U.S. SECURITIES AND EXCHANGE COMMISSION
Litigation Release No. 16198 / June 29, 1999
SECURITIES AND EXCHANGE COMMISSION v. RAYMOND G. KOLTS, Civil Action No. CV 99-06353 ER (RZx) (C.D. Cal.)
SECURITIES AND EXCHANGE COMMISSION SUES ATTORNEY FOR INSIDER TRADING IN TRIMEDYNE STOCK
The Securities and Exchange Commission ("Commission") announced today that it filed an insider trading case against an attorney who formerly represented Trimedyne, Inc., an Irvine, California, firm that designs medical laser systems.
The complaint alleges that attorney Raymond G. Kolts, age 48, of Glendale, California, and a principal in the Pasadena law firm of Kolts & Nawa, had been retained by Trimedyne to represent it in product liability lawsuit. In the course of that representation, Kolts learned from a Trimedyne employee that the Food and Drug Administration ("FDA") had cleared the company to market a medical laser (the "Urolase") for the treatment of prostate enlargement. Kolts also learned that this development had not been publicly announced. After learning of the FDA clearance and the planned announcement, Kolts purchased 2,500 shares of Trimedyne stock.

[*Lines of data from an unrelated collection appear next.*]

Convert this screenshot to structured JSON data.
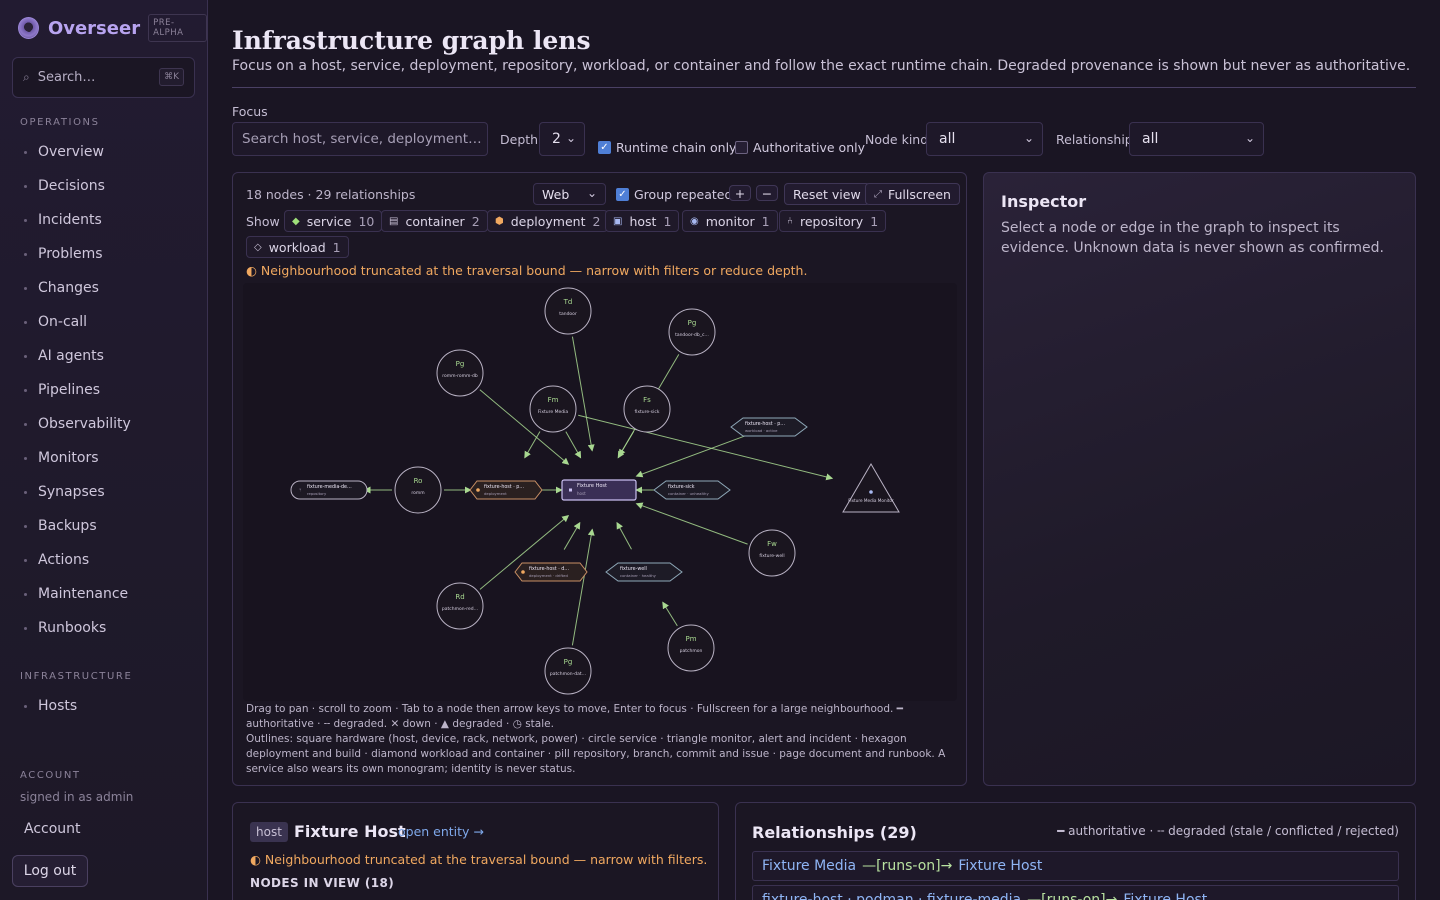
{
  "app": {
    "name": "Overseer",
    "badge": "PRE-ALPHA"
  },
  "search": {
    "placeholder": "Search…",
    "shortcut": "⌘K"
  },
  "nav": {
    "operations_heading": "OPERATIONS",
    "operations": [
      "Overview",
      "Decisions",
      "Incidents",
      "Problems",
      "Changes",
      "On-call",
      "AI agents",
      "Pipelines",
      "Observability",
      "Monitors",
      "Synapses",
      "Backups",
      "Actions",
      "Maintenance",
      "Runbooks"
    ],
    "infrastructure_heading": "INFRASTRUCTURE",
    "infrastructure": [
      "Hosts"
    ],
    "account_heading": "ACCOUNT",
    "signed_in": "signed in as admin",
    "account_link": "Account",
    "logout": "Log out"
  },
  "page": {
    "title": "Infrastructure graph lens",
    "subtitle": "Focus on a host, service, deployment, repository, workload, or container and follow the exact runtime chain. Degraded provenance is shown but never as authoritative."
  },
  "filters": {
    "focus_label": "Focus",
    "focus_placeholder": "Search host, service, deployment…",
    "depth_label": "Depth",
    "depth_value": "2",
    "runtime_only": {
      "label": "Runtime chain only",
      "checked": true
    },
    "authoritative_only": {
      "label": "Authoritative only",
      "checked": false
    },
    "node_kind_label": "Node kind",
    "node_kind_value": "all",
    "relationship_label": "Relationship",
    "relationship_value": "all"
  },
  "graph": {
    "counts": "18 nodes · 29 relationships",
    "layout_value": "Web",
    "group_repeated": {
      "label": "Group repeated",
      "checked": true
    },
    "zoom_in": "+",
    "zoom_out": "−",
    "reset": "Reset view",
    "fullscreen": "Fullscreen",
    "show_label": "Show",
    "chips": [
      {
        "label": "service",
        "count": "10",
        "icon": "diamond-icon",
        "color": "#9fe07a"
      },
      {
        "label": "container",
        "count": "2",
        "icon": "container-icon",
        "color": "#c9c1d6"
      },
      {
        "label": "deployment",
        "count": "2",
        "icon": "hexagon-icon",
        "color": "#f0a860"
      },
      {
        "label": "host",
        "count": "1",
        "icon": "host-icon",
        "color": "#a8b8f0"
      },
      {
        "label": "monitor",
        "count": "1",
        "icon": "monitor-icon",
        "color": "#a8b8f0"
      },
      {
        "label": "repository",
        "count": "1",
        "icon": "branch-icon",
        "color": "#c9c1d6"
      },
      {
        "label": "workload",
        "count": "1",
        "icon": "workload-icon",
        "color": "#c9c1d6"
      }
    ],
    "warning": "◐ Neighbourhood truncated at the traversal bound — narrow with filters or reduce depth.",
    "nodes": [
      {
        "id": "td",
        "abbr": "Td",
        "label": "tandoor",
        "sub": "",
        "shape": "circle"
      },
      {
        "id": "pg1",
        "abbr": "Pg",
        "label": "tandoor-db_c…",
        "sub": "",
        "shape": "circle"
      },
      {
        "id": "pg2",
        "abbr": "Pg",
        "label": "romm-romm-db",
        "sub": "",
        "shape": "circle"
      },
      {
        "id": "fm",
        "abbr": "Fm",
        "label": "Fixture Media",
        "sub": "",
        "shape": "circle"
      },
      {
        "id": "fs",
        "abbr": "Fs",
        "label": "fixture-sick",
        "sub": "",
        "shape": "circle"
      },
      {
        "id": "ro",
        "abbr": "Ro",
        "label": "romm",
        "sub": "",
        "shape": "circle"
      },
      {
        "id": "fw",
        "abbr": "Fw",
        "label": "fixture-well",
        "sub": "",
        "shape": "circle"
      },
      {
        "id": "rd",
        "abbr": "Rd",
        "label": "patchmon-red…",
        "sub": "",
        "shape": "circle"
      },
      {
        "id": "pm",
        "abbr": "Pm",
        "label": "patchmon",
        "sub": "",
        "shape": "circle"
      },
      {
        "id": "pg3",
        "abbr": "Pg",
        "label": "patchmon-dat…",
        "sub": "",
        "shape": "circle"
      },
      {
        "id": "host",
        "abbr": "",
        "label": "Fixture Host",
        "sub": "host",
        "shape": "rect"
      },
      {
        "id": "dep1",
        "abbr": "",
        "label": "fixture-host · p…",
        "sub": "deployment",
        "shape": "hexagon"
      },
      {
        "id": "dep2",
        "abbr": "",
        "label": "fixture-host · d…",
        "sub": "deployment · drifted",
        "shape": "hexagon"
      },
      {
        "id": "wl",
        "abbr": "",
        "label": "fixture-host · p…",
        "sub": "workload · active",
        "shape": "diamond"
      },
      {
        "id": "c1",
        "abbr": "",
        "label": "fixture-sick",
        "sub": "container · unhealthy",
        "shape": "diamond"
      },
      {
        "id": "c2",
        "abbr": "",
        "label": "fixture-well",
        "sub": "container · healthy",
        "shape": "diamond"
      },
      {
        "id": "repo",
        "abbr": "",
        "label": "fixture-media-de…",
        "sub": "repository",
        "shape": "pill"
      },
      {
        "id": "mon",
        "abbr": "",
        "label": "Fixture Media Monitor",
        "sub": "",
        "shape": "triangle"
      }
    ],
    "help_line1": "Drag to pan · scroll to zoom · Tab to a node then arrow keys to move, Enter to focus · Fullscreen for a large neighbourhood. ━ authoritative · ╌ degraded. ✕ down · ▲ degraded · ◷ stale.",
    "help_line2": "Outlines: square hardware (host, device, rack, network, power) · circle service · triangle monitor, alert and incident · hexagon deployment and build · diamond workload and container · pill repository, branch, commit and issue · page document and runbook. A service also wears its own monogram; identity is never status."
  },
  "inspector": {
    "title": "Inspector",
    "text": "Select a node or edge in the graph to inspect its evidence. Unknown data is never shown as confirmed."
  },
  "entity": {
    "kind": "host",
    "name": "Fixture Host",
    "open": "open entity →",
    "warning": "◐ Neighbourhood truncated at the traversal bound — narrow with filters.",
    "nodes_in_view": "NODES IN VIEW (18)"
  },
  "relationships": {
    "title": "Relationships (29)",
    "legend": "━ authoritative · ╌ degraded (stale / conflicted / rejected)",
    "rows": [
      {
        "from": "Fixture Media",
        "edge": "—[runs-on]→",
        "to": "Fixture Host"
      },
      {
        "from": "fixture-host · podman · fixture-media",
        "edge": "—[runs-on]→",
        "to": "Fixture Host"
      }
    ]
  },
  "colors": {
    "accent": "#b8a4f0",
    "edge": "#a8d890",
    "warning": "#f0a860",
    "link": "#7fa8ea"
  }
}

One week later, Trimedyne publicly announced the FDA clearance. On the day of Trimedyne’s public announcement of the FDA clearance, the price and volume of Trimedyne’s stock rose from approximately 50,000 shares and a high price of $3 1/2 per share on the day prior to the public announcement to a trading volume of approximately 5.5 million Trimedyne shares, nearly 59% of Trimedyne’s total outstanding stock, and a high price of $10 1/2 per share on the day of the announcement. The day after the announcement, approximately 18 million Trimedyne shares traded at a high of $16 1/4 per share. Kolts sold all the Trimedyne shares he had purchased just a few days earlier, earning a profit of $30,187.50.
The Complaint alleges that Kolts violated Section 10(b) of the Securities Exchange Act of 1934 and Rule 10b-5 thereunder, and the Commission seeks a permanent injunction against Kolts to prevent future violations, order digorgement of profits and impose civil penalties.